Le seigneur de Laillé, comme tous les chefs de cette guerre néfaste,
se vit dans la nécessité de punir les traîtres, de terroriser les faibles, de
fusiller les prisonniers et souvent, hélas ! de faire taire en lui les lois de
l’humanité pour le salut de sa cause.

Voici d’ailleurs, entre mille, un épisode de ces temps malheureux.
Les bleus avaient été repoussés au Pâtis, sur le territoire d’Orgères,
et plusieurs de leurs morts jonchaient le sol. Parmi eux se trouvait un
chouan qui semblait agoniser sur le revers d’un talus.

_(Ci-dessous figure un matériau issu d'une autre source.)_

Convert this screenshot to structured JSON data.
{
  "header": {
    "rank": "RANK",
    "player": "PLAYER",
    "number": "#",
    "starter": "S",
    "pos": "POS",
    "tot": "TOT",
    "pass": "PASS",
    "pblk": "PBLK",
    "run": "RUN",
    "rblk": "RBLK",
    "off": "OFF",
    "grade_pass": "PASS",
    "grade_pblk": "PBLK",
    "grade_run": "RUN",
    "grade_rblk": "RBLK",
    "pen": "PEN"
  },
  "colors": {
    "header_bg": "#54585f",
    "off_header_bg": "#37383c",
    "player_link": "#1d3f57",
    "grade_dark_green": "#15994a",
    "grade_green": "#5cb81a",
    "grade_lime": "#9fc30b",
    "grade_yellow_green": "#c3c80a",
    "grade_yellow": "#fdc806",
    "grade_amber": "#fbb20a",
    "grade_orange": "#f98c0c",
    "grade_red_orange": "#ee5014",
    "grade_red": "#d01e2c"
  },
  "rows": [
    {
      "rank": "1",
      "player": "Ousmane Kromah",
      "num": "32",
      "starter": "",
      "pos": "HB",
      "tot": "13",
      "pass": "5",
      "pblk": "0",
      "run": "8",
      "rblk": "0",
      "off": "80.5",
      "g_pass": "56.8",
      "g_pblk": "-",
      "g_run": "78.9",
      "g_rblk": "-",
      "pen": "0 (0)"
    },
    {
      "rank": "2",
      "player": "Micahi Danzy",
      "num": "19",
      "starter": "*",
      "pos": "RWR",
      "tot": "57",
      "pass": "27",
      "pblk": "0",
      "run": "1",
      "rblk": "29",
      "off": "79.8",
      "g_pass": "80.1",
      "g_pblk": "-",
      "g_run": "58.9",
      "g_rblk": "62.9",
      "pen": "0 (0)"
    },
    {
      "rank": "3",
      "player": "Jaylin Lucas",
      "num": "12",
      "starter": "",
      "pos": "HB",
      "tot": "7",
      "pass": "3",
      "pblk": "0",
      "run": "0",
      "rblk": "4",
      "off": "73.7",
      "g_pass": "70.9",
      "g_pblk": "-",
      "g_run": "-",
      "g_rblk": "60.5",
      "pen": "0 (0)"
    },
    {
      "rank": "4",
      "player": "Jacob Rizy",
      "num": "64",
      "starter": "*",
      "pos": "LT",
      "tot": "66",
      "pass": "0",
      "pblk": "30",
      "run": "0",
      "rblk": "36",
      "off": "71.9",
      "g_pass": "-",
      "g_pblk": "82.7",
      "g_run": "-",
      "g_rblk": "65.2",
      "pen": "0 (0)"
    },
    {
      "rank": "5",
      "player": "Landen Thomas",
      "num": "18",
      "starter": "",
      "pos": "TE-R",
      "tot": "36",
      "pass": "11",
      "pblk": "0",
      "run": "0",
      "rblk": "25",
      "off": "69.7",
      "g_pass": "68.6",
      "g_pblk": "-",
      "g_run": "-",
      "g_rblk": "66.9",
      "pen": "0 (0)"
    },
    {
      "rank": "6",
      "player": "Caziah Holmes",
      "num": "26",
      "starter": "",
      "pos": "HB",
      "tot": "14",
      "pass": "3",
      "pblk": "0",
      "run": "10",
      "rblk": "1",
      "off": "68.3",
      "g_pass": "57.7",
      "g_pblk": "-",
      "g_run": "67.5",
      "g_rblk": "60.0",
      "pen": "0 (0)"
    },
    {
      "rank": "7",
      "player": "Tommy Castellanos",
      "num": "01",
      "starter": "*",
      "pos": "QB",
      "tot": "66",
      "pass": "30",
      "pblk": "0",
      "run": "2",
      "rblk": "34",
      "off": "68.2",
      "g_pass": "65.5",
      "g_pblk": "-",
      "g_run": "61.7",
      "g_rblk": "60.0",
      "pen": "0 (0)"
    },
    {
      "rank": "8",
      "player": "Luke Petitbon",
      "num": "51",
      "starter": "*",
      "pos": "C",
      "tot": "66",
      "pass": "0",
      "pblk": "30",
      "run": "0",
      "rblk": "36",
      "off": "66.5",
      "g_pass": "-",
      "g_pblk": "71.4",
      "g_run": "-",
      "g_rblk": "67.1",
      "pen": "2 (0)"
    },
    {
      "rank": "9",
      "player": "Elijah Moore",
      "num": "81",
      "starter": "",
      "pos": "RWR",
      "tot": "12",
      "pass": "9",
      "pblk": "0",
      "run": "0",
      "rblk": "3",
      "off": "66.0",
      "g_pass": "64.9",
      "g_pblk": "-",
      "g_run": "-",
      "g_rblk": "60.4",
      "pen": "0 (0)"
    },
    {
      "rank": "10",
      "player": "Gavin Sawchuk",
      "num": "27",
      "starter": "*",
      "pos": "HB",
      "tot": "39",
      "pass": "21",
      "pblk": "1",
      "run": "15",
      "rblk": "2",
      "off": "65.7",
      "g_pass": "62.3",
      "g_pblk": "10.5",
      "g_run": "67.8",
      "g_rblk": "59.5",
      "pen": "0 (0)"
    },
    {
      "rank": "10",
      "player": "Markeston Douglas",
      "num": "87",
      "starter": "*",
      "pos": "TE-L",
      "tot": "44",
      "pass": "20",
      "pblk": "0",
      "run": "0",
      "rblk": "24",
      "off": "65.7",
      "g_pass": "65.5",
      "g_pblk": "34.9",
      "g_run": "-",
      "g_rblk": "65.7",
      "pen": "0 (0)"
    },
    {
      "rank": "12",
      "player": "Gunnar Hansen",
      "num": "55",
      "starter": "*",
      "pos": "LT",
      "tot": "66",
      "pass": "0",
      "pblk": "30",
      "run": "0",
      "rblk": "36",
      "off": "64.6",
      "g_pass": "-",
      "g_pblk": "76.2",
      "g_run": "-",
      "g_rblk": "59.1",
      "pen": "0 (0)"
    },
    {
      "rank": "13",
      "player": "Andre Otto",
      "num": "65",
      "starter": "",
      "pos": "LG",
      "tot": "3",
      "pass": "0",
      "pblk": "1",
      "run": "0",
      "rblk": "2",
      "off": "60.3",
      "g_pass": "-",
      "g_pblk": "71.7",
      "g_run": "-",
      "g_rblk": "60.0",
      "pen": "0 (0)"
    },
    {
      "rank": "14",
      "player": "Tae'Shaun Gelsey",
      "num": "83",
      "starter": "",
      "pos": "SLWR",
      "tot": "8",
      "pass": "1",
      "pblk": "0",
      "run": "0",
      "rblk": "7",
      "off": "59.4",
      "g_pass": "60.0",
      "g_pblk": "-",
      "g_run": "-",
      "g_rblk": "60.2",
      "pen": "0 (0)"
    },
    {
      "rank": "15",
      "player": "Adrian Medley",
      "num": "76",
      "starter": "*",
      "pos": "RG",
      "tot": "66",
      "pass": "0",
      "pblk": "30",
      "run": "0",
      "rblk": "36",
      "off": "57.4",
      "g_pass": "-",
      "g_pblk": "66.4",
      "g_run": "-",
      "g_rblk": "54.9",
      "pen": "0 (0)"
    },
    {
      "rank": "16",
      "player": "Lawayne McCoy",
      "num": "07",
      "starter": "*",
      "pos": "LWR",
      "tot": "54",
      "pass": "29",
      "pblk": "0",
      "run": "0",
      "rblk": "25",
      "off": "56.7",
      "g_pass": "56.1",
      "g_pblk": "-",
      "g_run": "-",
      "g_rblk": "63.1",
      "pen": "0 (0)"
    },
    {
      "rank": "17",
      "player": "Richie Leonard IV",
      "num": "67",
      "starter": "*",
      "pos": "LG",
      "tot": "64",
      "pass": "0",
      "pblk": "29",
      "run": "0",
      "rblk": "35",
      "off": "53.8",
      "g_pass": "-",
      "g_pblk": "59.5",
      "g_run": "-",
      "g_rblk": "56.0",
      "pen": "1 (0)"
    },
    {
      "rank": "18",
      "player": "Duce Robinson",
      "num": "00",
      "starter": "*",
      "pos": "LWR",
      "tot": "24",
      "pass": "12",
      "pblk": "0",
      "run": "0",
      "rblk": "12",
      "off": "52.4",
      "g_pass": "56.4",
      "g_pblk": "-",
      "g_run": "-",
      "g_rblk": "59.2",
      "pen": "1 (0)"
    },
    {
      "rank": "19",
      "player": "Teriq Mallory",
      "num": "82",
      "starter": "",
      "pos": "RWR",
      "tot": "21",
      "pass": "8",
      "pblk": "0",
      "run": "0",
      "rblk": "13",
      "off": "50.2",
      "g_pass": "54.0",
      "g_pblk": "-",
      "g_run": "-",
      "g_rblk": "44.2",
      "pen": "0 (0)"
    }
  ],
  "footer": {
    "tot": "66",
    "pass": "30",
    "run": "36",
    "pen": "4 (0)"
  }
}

Un jeune homme et sa fiancée, revenant de Rennes, où ils étaient allés faire leurs emplettes de noces, passèrent en ces lieux, et le futur marié,

peu partisan des guerres qui ensanglantaient le pays, dit en regardant le
chouan : « Qu’il rende donc l’âme et que ce soit le dernier ! » Le malheureux jeune homme paya cher ces paroles imprudentes.